If he cancels, Charlene thought, I will kill him and hide the body. She picked up. “Dennis, I lost all track of time. I can leave here in just a—”

“Listen, if you have to work late—”

“What? You aren't going to cancel, are you?”

“No,” he said calmly. “I was just wondering if you'd like me to pick anything up.”

“Oh.” The perfect man. The most stable and reliable thing in her life. With Lois falling apart and Stephanie making her crazy, maybe the
only
stable and reliable thing in her life. “Did I just bark at you?” she asked him.

“Pretty much. Bad day?”

“Well, I would reply ‘the worst' except that I stopped by the hospital and I know you had a terrible day yourself, one that included fatalities. So…”

“Yes, you were gone by the time I realized you had just made a rare unannounced appearance. I was so distracted at the time. So, what is this? Professional or personal?” he asked.

She thought about dodging the question, but then, after a pause, she slowly let it out. “Personal.” It might as well have been a dirty word.

“I should have guessed. I can hear the tension in your voice, and you're working till the last possible minute. I know what that means.”

She leaned back in her leather chair. “You do? What does it mean?”

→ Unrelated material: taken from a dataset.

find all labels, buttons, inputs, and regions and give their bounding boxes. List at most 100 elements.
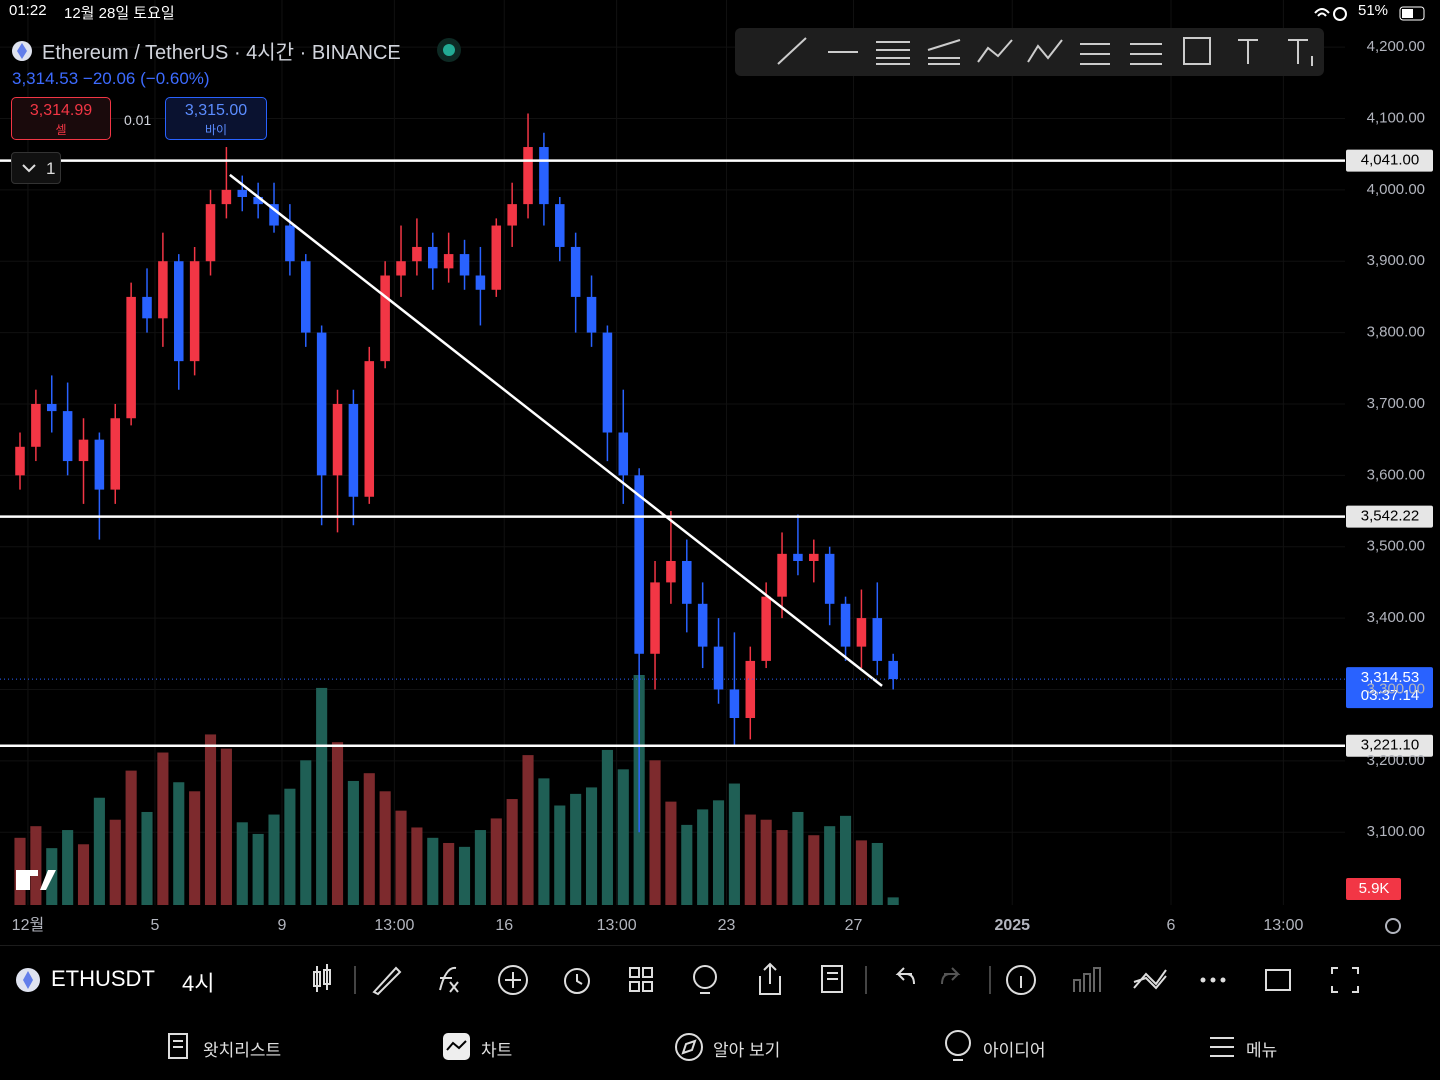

“That you're upset, and you don't want any time on your hands during which you might think too hard, because you're afraid you might become distraught. You never have, but you're still always afraid of that. Of losing control.”

Embarrassingly, unbelievably, she began to cry. The
tears had been there all day, just below the surface, but this was the last straw. They suddenly welled up in her eyes, her nose began to tingle and her face reddened and flooded. She pinched the bridge of her nose with her thumb and forefinger, but it did no good. She accidentally let out a wet, jagged breath. She couldn't remember when she had last cried. Probably years ago; certainly pre-Dennis, but he seemed to know what was happening anyway because he said, “Hey, hey, hey. Charlene, honey, what's the matter?”